A entidade tem de se posicionar, mesmo que não haja consequências. O que cabe é se manifestar em relação às políticas de médio e longo prazo, para que o Brasil retome o crescimento. Temos uma forte estrutura de governança e conduta ética. A entidade está tomando ação política, o que não tem é posição político-partidária. Não importa quem venha praticando algo que não seja adequado e consistente com programa de médio e longo prazo, vamos nos manifestar, sim.
Houve reações, a Abdib foi chamada de "comunista"?
Que eu saiba, não.
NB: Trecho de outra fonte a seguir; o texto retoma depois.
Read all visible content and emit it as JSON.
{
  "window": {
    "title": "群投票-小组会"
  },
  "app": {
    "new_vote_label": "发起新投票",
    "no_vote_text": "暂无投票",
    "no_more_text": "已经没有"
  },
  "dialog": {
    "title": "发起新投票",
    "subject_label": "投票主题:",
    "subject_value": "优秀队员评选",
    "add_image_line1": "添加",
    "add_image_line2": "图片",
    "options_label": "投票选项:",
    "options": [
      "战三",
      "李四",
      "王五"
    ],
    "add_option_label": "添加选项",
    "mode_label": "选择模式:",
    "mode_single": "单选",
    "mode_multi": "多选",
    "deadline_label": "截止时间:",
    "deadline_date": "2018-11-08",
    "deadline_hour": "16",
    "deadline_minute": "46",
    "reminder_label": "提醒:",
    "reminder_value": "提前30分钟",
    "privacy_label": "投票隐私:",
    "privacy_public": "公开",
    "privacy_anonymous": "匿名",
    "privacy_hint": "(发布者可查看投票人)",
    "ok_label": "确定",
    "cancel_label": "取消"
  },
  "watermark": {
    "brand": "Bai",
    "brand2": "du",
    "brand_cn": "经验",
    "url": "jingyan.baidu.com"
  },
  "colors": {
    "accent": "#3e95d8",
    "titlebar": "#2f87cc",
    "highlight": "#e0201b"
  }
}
A Abdib foi a primeira entidade a se manifestar, na época da ditadura militar, quando o presidente da entidade era Claudio Bardella, contra importações de equipamentos. Hoje, se o cara anda do lado esquerdo da calçada, já é meio vermelho (risos). A entidade não tem coloração ideológica. Atua do ponto de vista de princípios, no sentido do que é melhor para o desenvolvimento da infraestrutura e do país. Não importa quem faça ações que, a nosso juízo, tenham problema, nos manifestamos como sempre fazemos. Um posicionamento nunca é perdido. Marca o caminho e passos que uma entidade séria tem de dar no caminho de cumprir sua missão básica. Não estamos falando mal do governo nem do Congresso. Estamos expressando opinião contrária ao caminho que está se adotando.
Leia a íntegra da nota (que pode ser conferida no site da entidade, clicando aqui)
POSICIONAMENTO DA ABDIB SOBRE A PEC Nº 15
"A Associação Brasileira da Infraestrutura e das Indústrias de Base (ABDIB) reitera sua preocupação com o avanço de medidas extremamente prejudiciais à estabilidade econômica do país na agenda do Congresso Nacional e alerta para os riscos que as medidas contidas na PEC nº 15 representam para a já combalida economia brasileira e sua imagem perante o mercado e investidores internacionais. A votação da Emenda está marcada para a próxima terça-feira, dia 12. A pretexto de auxiliar as camadas mais vulneráveis da população, o Parlamento pretende adotar medidas comezinhas e de caráter imediatista que, mais cedo que se imagina, se voltarão contra as mesmas camadas desfavorecidas que simulam socorrer. Além da ilegalidade estampada na concessão de benefícios em ano eleitoral, é preciso chamar atenção para as consequências da medida. As despesas adicionais de R$ 41,2 bilhões criadas a toque de caixa, sem a essencial análise de seus impactos fiscais e econômicos, sobrecarregarão ainda mais o já depauperado Tesouro Nacional — e seus efeitos daninhos são mais do que previsíveis. Em primeiro lugar, elas contribuirão para a aceleração da inflação — uma anomalia que corrói o valor da moeda e se volta justamente contra as camadas mais pobres da população. As medidas anunciadas, além disso, absorverão recursos que gerariam efeitos mais consistentes se fossem destinados à saúde, à educação e às obras de infraestrutura que, além de gerar centenas de milhares de emprego, são essenciais para a ativação do sistema produtivo nacional. Usar a grave crise social que o país enfrenta, e que foi gerada justamente pela paralisia da economia, como pretexto para a adoção de medidas que devem provocar uma paralisia ainda maior, é um movimento preocupante. Ele releva falta de compromisso com a pauta que realmente importa para que o país supere o atraso e retome o crescimento. Mostra, além disso, a opção por soluções que podem reconduzir o país a momentos trágicos de sua história econômica que todos julgávamos superados."